Wystające elementy studzienki znajdującej się na ścieżce rowerowej przy Trasie Toruńskiej były prawdopodobnie przyczyną wypadku nastolatka. Zakrwawionemu rowerzyście pomogli strażnicy miejscy, którzy patrolowali okolicę. Pogotowie zabrało 15-latka do szpitala.
W środę podczas patrolowania Targówka strażnicy miejscy z VI Oddziału Terenowego zauważyli młodego człowieka leżącego na ścieżce rowerowej. Przy chłopcu leżał rower i stały dwie osoby. Strażnicy podjęli interwencję.

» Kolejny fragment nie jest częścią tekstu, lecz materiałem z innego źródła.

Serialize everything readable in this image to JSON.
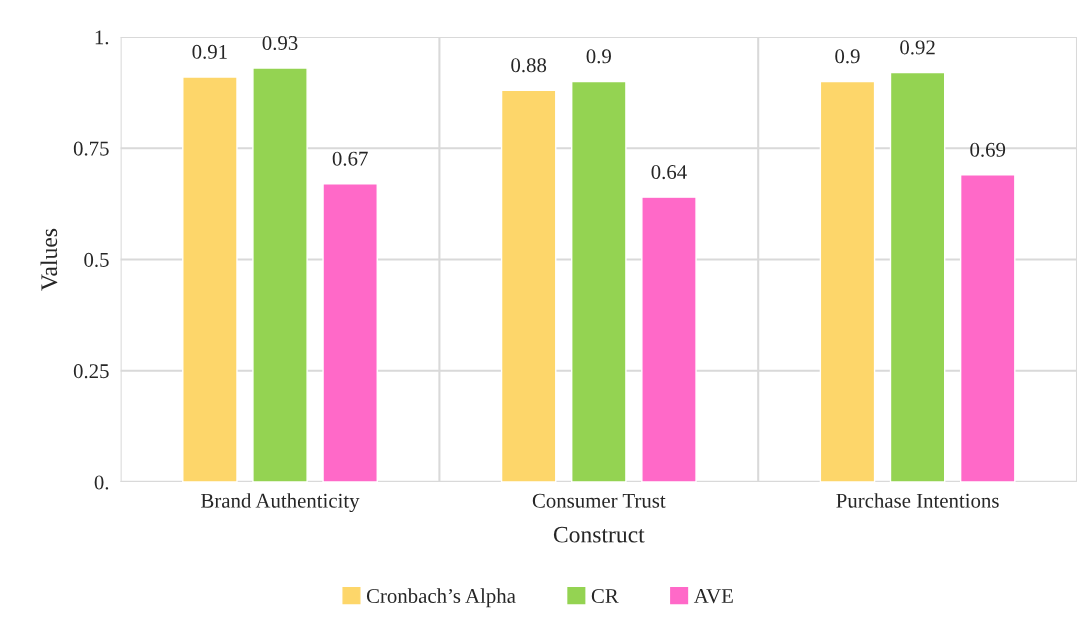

"Rowerzysta miał zakrwawioną twarz, ale był przytomny. Jak wyjaśniał 15-latek, kiedy jechał po ścieżce rowerowej, zahaczył o wystający element studzienki, która znajdowała się na trasie jego przejazdu. Rower przewrócił się, a chłopak uderzył brodą o chodnik. Rana obficie krwawiła. Przechodnie poinformowali funkcjonariuszy, że wezwali już pogotowie ratunkowe. Do przyjazdu karetki strażnicy zaopiekowali się nastolatkiem. Udzielili mu pomocy przedmedycznej oraz zabezpieczyli kocem termicznym" - relacjonuje zdarzenie straż miejska.
Strażnicy powiadomili o zdarzeniu opiekunów chłopca. Kilkanaście minut później karetka zabrała go do szpitala dziecięcego, a przybyły na miejsce ojciec zabrał jego rzeczy i rower. "O zagrożeniu związanym ze studzienką na ścieżce rowerowej powiadomiono właściwe służby" - podsumowali strażnicy.